The new owners of VeloNews have a mania for contracts that delayed my check for services rendered during January as online editor at large of the VeloNews.com website, and now we must negotiate a deal for the remaining 11 months of 2009. I’ve gotten along just fine for the past 20 years without a written deal with VeloNews, and so has VeloNews, but as the song goes, the times they are a-changin’.

Now we must set down at length in black and white what both parties already know — that for chasing typos around Al Gore’s Intertubes I will get a monthly paycheck and nothing else, and can be cut loose at any time with neither severance nor notice. Feh. When has it ever been otherwise? Cycling journalism is not a union gig, last time I checked.

And anyway, I learned a long time ago that a union card isn’t exactly a crucifix when it comes to warding off corporate vampires. The Newspaper Guild provided about as much protection as a thousand-year-old rubber when I found myself at odds with the management of The Pueblo Chieftain back in 1985. I negotiated my own buyout and got the fuck out of Dodge before they could sack my dumb ass. Before long I found an even worse job, at the Sentinel Publishing Co. in Denver, which laid me off two years later. No golden parachute that time, just six months of unemployment insurance.

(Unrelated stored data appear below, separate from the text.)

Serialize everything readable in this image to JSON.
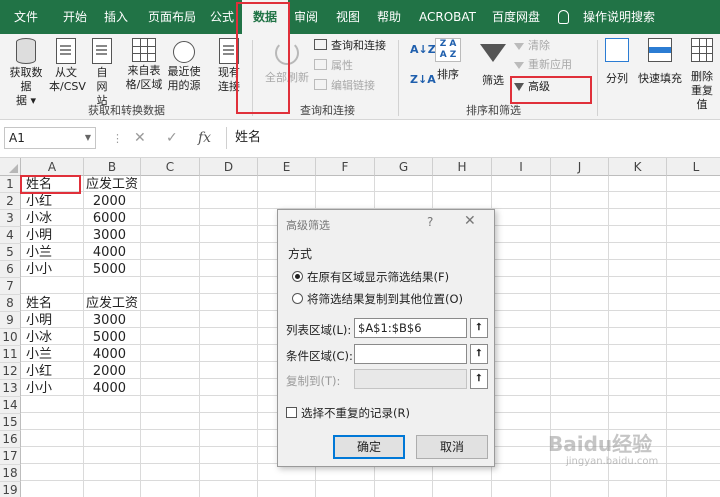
{
  "menu": {
    "tabs": [
      "文件",
      "开始",
      "插入",
      "页面布局",
      "公式",
      "数据",
      "审阅",
      "视图",
      "帮助",
      "ACROBAT",
      "百度网盘",
      "操作说明搜索"
    ],
    "active_tab": "数据"
  },
  "ribbon": {
    "get_data": "获取数据",
    "get_data_arrow": "据 ▾",
    "from_text": "从文本/CSV",
    "from_web": "自网站",
    "from_table": "来自表格/区域",
    "recent_sources": "最近使用的源",
    "existing_conn": "现有连接",
    "group_get": "获取和转换数据",
    "refresh_all": "全部刷新",
    "queries_conn": "查询和连接",
    "properties": "属性",
    "edit_links": "编辑链接",
    "group_queries": "查询和连接",
    "sort_az": "A↓Z",
    "sort_za": "Z↓A",
    "sort": "排序",
    "filter": "筛选",
    "clear": "清除",
    "reapply": "重新应用",
    "advanced": "高级",
    "group_sort": "排序和筛选",
    "text_to_cols": "分列",
    "flash_fill": "快速填充",
    "remove_dup": "删除重复值"
  },
  "formula_bar": {
    "name_box": "A1",
    "cancel": "✕",
    "enter": "✓",
    "fx": "fx",
    "content": "姓名"
  },
  "sheet": {
    "columns": [
      "A",
      "B",
      "C",
      "D",
      "E",
      "F",
      "G",
      "H",
      "I",
      "J",
      "K",
      "L"
    ],
    "rows": [
      "1",
      "2",
      "3",
      "4",
      "5",
      "6",
      "7",
      "8",
      "9",
      "10",
      "11",
      "12",
      "13",
      "14",
      "15",
      "16",
      "17",
      "18",
      "19"
    ],
    "table1": {
      "headers": [
        "姓名",
        "应发工资"
      ],
      "rows": [
        [
          "小红",
          "2000"
        ],
        [
          "小冰",
          "6000"
        ],
        [
          "小明",
          "3000"
        ],
        [
          "小兰",
          "4000"
        ],
        [
          "小小",
          "5000"
        ]
      ]
    },
    "table2": {
      "headers": [
        "姓名",
        "应发工资"
      ],
      "rows": [
        [
          "小明",
          "3000"
        ],
        [
          "小冰",
          "5000"
        ],
        [
          "小兰",
          "4000"
        ],
        [
          "小红",
          "2000"
        ],
        [
          "小小",
          "4000"
        ]
      ]
    }
  },
  "dialog": {
    "title": "高级筛选",
    "help": "?",
    "close": "✕",
    "section": "方式",
    "option1": "在原有区域显示筛选结果(F)",
    "option2": "将筛选结果复制到其他位置(O)",
    "list_range_label": "列表区域(L):",
    "list_range_value": "$A$1:$B$6",
    "criteria_label": "条件区域(C):",
    "criteria_value": "",
    "copy_to_label": "复制到(T):",
    "copy_to_value": "",
    "unique_label": "选择不重复的记录(R)",
    "ok": "确定",
    "cancel": "取消",
    "picker_glyph": "⭡"
  },
  "watermark": {
    "text": "Baidu经验",
    "url": "jingyan.baidu.com"
  },
  "colors": {
    "excel_green": "#217346",
    "highlight_red": "#e0303a",
    "accent_blue": "#0078d7"
  }
}
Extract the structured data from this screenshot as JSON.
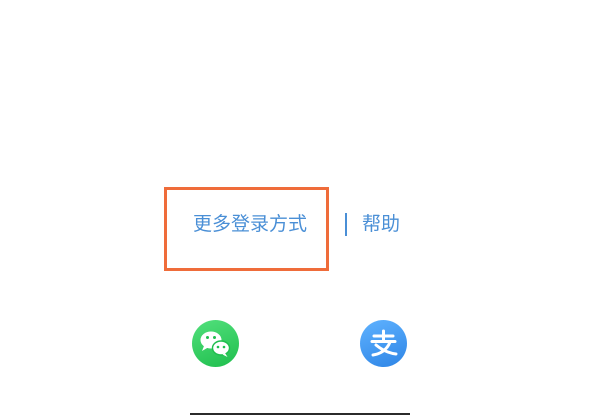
{
  "more_login": {
    "label": "更多登录方式"
  },
  "help": {
    "label": "帮助"
  },
  "colors": {
    "link": "#4a8fd6",
    "highlight": "#ef6c3a",
    "wechat": "#1fbe4d",
    "alipay": "#2e85e6"
  },
  "icons": {
    "wechat": "wechat-icon",
    "alipay": "alipay-icon"
  }
}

My man Hal Walter is staring down that long lightless tunnel now, trying to figure out what’s next. He has a wife, child, mortgage and truck payment, in a changing world that seems to no longer need newspapers, so he can’t do what I did in January 1988 — give up the apartment, throw the dog and some essentials in the truck, and go looking for another newspaper job.

Made in USA

One more quick note on newspapers, if only to annoy those of you who are weary of my fascination with the topic. In a time when shopping locally, eating locally and drinking locally is finally in vogue, albeit a bit late, the American newspaper is a product that not only is made in the USA — indeed, made right in your own hometown — but is reinvented, redesigned and reconstructed on a daily basis, as Hal Walter notes at Hardscrabble Times.